We can describe a circle using two different functions: y = √ (1 - x2) and y = - √ (1 - x2). But there is no one function which does the job. It is not even in principle possible to describe a circle in a single function - we have to keep going back and forth between these two. If you want to set one variable constant, you can't have a unified grasp of the situation.

It were as if we were trying to put together a jigsaw puzzle of the world. We have to set down a couple of pieces. However, this puzzle is odd in that, whenever we start with any pieces and then add the others, we can never get the whole puzzle. The only way to solve the puzzle is to set it down all at once.

There may yet be a way out. Take the equation r = 1. This describes the same circle, but in different coordinates. "r" is a variable representing radius, so r=1 is the function which captures all points at a distance of 1 from some central spot. Voila - a simple equation for a circle.

But just as it is hard representing a circle in rectangular coordinates, so too is it difficult to represent straight lines with polar coordinates (coordinates which describe shapes in terms of r, the radius or the distance from the origin, and θ, the angle of the line going out from the origin). So again, we can describe circles and spirals (r = θ) and other stuff like that at the cost of describing straight lines, or we can describe straight lines at the cost of describing circular curves. (I suppose we should talk about parametric functions here too, but I'm giving an analogy, not a full mathematical treatise). By making one thing set and settled, we have limited our options of what we can describe, even though at the same time there is something beyond what can be captured through independent & dependent variables.

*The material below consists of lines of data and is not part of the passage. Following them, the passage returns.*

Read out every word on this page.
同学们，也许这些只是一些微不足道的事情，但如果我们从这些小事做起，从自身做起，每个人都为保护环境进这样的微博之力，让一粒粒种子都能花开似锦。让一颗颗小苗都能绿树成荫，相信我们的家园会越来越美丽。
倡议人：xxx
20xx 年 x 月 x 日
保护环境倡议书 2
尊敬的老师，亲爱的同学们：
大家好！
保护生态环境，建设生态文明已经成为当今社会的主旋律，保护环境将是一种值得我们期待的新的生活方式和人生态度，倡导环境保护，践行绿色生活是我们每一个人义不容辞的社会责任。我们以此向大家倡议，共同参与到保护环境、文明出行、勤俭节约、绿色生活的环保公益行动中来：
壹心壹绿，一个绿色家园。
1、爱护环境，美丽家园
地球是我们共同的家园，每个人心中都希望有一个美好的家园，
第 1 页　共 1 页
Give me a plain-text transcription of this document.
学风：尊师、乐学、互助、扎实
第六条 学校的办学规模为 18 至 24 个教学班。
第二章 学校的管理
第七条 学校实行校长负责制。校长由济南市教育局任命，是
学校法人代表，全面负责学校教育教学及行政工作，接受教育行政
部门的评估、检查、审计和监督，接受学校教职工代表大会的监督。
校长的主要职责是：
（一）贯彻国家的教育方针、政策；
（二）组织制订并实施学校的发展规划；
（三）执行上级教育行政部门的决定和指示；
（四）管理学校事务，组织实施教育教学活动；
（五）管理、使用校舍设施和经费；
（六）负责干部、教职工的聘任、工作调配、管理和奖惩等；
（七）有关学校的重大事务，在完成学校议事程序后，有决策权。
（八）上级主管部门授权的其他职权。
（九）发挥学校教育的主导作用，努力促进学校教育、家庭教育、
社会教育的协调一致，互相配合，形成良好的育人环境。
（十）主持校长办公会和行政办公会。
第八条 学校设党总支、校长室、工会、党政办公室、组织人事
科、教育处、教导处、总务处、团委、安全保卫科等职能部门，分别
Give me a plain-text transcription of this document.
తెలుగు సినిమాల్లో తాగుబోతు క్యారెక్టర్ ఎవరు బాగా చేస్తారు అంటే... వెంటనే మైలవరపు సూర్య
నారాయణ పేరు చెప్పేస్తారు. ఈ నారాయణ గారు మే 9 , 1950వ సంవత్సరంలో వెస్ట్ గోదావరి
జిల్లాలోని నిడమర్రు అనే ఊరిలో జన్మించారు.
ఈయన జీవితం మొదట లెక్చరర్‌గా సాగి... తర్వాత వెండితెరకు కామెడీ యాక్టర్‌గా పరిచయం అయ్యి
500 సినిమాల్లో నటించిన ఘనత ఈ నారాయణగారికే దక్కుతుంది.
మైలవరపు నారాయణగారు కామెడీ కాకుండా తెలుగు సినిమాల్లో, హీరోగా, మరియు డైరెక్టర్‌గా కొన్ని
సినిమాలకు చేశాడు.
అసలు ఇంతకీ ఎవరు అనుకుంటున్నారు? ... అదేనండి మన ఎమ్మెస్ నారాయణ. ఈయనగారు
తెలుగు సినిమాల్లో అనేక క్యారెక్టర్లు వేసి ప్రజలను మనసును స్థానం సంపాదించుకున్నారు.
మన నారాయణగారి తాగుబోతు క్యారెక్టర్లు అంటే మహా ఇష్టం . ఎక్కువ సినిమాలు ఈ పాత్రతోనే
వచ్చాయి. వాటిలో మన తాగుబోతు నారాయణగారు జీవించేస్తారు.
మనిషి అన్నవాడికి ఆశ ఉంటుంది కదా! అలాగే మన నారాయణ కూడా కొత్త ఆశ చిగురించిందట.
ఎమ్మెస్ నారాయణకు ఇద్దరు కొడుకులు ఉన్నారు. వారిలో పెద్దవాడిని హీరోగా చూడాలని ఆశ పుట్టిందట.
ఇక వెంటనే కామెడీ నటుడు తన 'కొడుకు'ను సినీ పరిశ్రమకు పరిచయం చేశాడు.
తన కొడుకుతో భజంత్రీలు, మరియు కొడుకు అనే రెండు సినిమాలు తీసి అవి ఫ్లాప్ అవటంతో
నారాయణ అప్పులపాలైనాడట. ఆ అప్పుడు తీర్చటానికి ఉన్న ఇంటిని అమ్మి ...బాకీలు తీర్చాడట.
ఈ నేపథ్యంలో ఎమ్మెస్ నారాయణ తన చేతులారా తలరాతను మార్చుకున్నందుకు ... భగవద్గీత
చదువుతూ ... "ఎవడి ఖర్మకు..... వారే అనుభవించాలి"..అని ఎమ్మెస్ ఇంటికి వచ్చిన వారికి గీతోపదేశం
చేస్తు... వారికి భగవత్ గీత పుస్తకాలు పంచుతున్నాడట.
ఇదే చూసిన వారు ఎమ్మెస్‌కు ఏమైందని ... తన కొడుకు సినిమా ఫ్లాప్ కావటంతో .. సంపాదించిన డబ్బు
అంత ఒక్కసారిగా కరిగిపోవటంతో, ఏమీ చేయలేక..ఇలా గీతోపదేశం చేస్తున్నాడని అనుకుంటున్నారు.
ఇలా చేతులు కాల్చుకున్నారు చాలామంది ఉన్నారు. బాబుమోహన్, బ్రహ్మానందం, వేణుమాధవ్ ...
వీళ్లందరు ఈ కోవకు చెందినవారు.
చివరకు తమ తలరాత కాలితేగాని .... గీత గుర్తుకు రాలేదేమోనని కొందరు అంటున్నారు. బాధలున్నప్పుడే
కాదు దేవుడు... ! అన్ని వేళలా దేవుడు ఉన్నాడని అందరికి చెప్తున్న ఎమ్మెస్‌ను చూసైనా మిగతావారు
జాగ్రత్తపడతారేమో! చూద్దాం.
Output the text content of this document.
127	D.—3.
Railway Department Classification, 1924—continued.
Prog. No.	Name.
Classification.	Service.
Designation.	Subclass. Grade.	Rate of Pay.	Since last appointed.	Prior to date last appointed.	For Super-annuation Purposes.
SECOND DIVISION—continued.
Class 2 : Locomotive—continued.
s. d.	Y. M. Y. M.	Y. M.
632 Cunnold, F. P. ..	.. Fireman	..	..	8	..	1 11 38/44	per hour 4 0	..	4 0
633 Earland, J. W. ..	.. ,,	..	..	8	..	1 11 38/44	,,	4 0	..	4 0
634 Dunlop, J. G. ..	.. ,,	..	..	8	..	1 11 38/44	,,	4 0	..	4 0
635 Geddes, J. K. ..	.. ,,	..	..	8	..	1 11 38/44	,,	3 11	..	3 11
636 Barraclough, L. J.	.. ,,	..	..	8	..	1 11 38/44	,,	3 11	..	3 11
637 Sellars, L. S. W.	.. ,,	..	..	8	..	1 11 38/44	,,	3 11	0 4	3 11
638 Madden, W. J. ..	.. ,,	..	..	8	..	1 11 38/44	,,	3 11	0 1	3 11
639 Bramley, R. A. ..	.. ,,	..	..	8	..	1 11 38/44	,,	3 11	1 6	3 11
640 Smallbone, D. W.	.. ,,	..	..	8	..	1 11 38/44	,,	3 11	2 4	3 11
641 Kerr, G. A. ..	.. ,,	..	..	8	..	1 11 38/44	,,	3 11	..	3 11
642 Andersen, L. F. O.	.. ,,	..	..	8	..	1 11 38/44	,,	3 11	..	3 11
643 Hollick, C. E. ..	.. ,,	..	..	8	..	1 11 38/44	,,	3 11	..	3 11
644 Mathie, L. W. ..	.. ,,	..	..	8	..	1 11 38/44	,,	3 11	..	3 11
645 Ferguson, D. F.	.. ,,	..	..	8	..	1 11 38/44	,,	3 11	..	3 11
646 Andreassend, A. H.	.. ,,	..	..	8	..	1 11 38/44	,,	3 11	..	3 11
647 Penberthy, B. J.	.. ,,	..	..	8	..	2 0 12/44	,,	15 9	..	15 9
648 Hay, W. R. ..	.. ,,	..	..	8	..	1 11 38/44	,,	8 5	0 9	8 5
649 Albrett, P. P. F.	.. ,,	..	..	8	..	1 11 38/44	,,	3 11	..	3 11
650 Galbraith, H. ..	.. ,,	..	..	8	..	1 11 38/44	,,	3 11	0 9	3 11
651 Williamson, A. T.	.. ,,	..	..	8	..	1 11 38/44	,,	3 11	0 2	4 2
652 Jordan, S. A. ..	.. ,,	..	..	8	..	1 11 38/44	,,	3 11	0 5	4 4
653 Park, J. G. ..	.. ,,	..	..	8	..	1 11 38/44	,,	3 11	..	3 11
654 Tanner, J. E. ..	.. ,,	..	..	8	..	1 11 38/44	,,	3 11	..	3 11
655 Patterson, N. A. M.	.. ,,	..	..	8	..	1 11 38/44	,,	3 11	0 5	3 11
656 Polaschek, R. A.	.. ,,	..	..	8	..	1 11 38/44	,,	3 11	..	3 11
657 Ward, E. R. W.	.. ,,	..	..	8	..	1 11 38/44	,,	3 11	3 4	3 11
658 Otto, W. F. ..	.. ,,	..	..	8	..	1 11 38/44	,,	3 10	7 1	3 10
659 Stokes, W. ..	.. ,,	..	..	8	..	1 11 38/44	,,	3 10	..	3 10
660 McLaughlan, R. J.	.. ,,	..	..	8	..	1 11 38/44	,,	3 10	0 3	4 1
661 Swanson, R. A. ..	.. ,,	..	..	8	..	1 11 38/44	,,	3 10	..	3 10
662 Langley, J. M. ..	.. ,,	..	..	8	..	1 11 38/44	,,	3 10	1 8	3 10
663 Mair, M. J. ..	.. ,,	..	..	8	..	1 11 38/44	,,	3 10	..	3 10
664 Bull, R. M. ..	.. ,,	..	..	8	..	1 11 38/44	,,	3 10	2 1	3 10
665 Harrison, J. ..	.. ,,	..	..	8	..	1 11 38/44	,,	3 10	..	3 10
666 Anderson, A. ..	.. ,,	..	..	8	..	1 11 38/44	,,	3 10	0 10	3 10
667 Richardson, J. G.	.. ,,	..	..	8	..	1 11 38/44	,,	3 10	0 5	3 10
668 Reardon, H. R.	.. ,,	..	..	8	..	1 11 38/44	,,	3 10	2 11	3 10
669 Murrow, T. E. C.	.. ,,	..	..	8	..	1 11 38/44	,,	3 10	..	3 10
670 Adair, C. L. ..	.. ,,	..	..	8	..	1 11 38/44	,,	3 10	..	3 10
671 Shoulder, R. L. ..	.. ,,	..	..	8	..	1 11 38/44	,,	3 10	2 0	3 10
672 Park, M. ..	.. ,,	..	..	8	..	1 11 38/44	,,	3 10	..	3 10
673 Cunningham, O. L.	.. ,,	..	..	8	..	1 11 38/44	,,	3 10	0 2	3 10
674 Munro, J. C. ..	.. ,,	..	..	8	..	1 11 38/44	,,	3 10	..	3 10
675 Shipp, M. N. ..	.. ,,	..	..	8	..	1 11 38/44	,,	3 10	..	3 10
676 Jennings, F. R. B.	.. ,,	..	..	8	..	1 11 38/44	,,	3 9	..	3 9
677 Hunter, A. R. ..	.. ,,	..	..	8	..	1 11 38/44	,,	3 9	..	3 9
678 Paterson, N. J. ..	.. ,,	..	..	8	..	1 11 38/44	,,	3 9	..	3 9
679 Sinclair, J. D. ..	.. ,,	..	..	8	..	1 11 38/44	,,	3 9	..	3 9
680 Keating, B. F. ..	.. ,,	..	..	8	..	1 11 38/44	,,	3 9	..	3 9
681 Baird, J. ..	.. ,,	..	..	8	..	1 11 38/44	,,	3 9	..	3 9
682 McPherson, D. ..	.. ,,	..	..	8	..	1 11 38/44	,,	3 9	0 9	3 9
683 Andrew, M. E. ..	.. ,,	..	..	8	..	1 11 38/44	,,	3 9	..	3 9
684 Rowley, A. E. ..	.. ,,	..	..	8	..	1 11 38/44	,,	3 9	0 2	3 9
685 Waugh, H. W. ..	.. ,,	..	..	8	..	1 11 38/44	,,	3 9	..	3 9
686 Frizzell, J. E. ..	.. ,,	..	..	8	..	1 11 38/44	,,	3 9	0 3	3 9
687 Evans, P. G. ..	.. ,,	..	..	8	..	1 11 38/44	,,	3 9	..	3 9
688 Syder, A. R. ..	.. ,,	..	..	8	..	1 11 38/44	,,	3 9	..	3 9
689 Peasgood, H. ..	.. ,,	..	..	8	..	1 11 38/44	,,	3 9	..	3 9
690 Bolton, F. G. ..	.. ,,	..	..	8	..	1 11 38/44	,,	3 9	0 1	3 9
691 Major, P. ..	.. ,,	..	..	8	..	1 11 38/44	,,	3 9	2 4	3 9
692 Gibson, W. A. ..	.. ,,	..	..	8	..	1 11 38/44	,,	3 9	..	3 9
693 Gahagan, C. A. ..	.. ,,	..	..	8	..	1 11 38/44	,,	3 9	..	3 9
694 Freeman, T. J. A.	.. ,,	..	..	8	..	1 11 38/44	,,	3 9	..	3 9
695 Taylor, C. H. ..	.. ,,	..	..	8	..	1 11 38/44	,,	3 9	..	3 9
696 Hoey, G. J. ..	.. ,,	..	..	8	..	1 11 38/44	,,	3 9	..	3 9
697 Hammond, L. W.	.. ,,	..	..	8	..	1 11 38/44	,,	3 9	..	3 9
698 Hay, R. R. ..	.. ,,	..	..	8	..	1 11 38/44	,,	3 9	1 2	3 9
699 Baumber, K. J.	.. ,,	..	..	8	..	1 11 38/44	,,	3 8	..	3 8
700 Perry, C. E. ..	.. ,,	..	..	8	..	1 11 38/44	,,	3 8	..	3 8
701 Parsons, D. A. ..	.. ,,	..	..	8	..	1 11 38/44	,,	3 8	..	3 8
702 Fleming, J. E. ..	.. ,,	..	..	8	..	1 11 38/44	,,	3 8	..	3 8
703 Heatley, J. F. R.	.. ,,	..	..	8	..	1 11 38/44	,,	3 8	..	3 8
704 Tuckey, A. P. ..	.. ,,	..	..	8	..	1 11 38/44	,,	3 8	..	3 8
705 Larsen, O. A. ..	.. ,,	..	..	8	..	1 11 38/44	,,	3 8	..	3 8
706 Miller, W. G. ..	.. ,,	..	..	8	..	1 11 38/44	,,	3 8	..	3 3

This is not an argument for anything, but just a thought experiment to show that it is at least possible to say that we use our views of essences and substances, of fixed individual and set kinds, of steady states of whatever sort, to describe the world, even though they themselves are not in the end real constituents of the world. It is coherent to say that everything is dependent on everything else, without any first cause starting the chain. Or I can talk about myself as an individual being, as some set metaphysical reality with this particular "soul," even while at the same time acknowledging that there is some other "function" which does goes in a completely different direction. There may even be some grasp of the universe which must take things all together and not piecemeal (such as Platonic Forms & Neo-Platonic Nous), like how there is a equation for a circle in rectangular coordinates but no single function. But I'm more interested in leaving this as a playground of thought than any settled metaphysical view for now.